Meet the Beatles: 50 Years After
Photo by Gary Blaine.
Every 50 years or so I feel like writing about the Beatles. Coincidentally, we're marking the 50th anniversary of their arrival on our shores, so this is as good a time as any.
Do the Beatles matter for any reason other than what they did 50 years ago? Should the kids of today care even if the Beatles' sound seems dated to their younger ears? Kids notwithstanding, so many of the Beatles songs have gone into the cannon of standards that they'll outlast you or me or anyone else living today.

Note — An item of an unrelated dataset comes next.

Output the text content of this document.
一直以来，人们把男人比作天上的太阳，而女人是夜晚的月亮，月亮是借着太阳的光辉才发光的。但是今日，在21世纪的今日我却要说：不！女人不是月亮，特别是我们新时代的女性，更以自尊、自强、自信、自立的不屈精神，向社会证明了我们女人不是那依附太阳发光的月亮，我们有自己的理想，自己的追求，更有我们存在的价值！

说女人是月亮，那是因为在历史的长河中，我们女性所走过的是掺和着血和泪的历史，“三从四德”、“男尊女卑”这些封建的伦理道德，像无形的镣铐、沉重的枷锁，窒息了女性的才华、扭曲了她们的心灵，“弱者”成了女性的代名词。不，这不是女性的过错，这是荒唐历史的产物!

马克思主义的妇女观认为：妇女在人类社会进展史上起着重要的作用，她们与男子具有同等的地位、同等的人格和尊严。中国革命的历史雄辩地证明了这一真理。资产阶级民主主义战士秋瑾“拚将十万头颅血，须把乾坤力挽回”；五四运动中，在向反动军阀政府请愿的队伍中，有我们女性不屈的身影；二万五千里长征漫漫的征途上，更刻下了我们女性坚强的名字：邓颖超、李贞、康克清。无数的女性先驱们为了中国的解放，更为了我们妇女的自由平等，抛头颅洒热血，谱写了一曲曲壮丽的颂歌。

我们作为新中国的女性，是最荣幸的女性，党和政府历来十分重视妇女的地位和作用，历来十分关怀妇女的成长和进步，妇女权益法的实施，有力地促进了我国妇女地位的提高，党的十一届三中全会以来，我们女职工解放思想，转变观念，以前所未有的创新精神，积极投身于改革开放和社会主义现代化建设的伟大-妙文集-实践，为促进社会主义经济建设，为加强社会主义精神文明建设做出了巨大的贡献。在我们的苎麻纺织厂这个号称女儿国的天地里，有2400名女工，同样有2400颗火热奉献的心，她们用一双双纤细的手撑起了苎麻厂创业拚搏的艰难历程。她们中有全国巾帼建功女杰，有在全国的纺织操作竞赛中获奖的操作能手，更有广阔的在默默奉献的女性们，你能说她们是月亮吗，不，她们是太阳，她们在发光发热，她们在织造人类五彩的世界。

Then there's John Lennon. And Lennon and Yoko. And Paul, George, Ringo. Even Pete Best, the original drummer. They're all part of history and everyone has a favorite member of the Fab Four that changes with the times, from John and Paul to George. Now Ringo is the coolest. With Yoko likely to outlive them all, there could come a time when she's the last Beatle.
Photo by Gary Blaine.
With the passage of time it's hard to remember how radical they were, first for their cheekiness with the press and later for the politics and spirituality of John and George. There's always been a Beatles v. Stones debate, the poppy crowd V. the punkier one, but today it's old news, each soundly established in our musical consciousness.
So whether the kids like them or not, I'm going to celebrate the most important band of the last 50 years. Maybe they didn't inspire us to join bands like Lou Reed and the Velvets did, but they got everyone singing at the top of their lungs. For me, watching the Beatles perform on The Ed Sullivan Show was about the arrival of something new and disruptive, sure to upset my parents and therefore please me. I cried with joy when I heard them sing "I Want to Hold Your Hand," knowing that this was the beginning of the end of the world as we knew it. Yeah, yeah, yeah!
So come Thursday night I'll be at the Apollo for a kick off of "NYC Fab 50: Celebrating the Music of the Beatles" with 100% of net proceeds from ticket sales going to benefit charities including the Food Bank for NYC, The Autism Think Tank and the Children's Music Fund. A gathering of a wide range of musicians from Fred Schneider of the B-52s to Melissa Manchester and Tommy James, an all-girl band from Japan, the Juke Box Beatles from Puerto Rico and god knows who else will be performing at various venues around the city. Can't wait to hear the songs Dionne Warwick, Lloyd Price, Bettye La Vette and the rest of the performers decide to cover at the Apollo.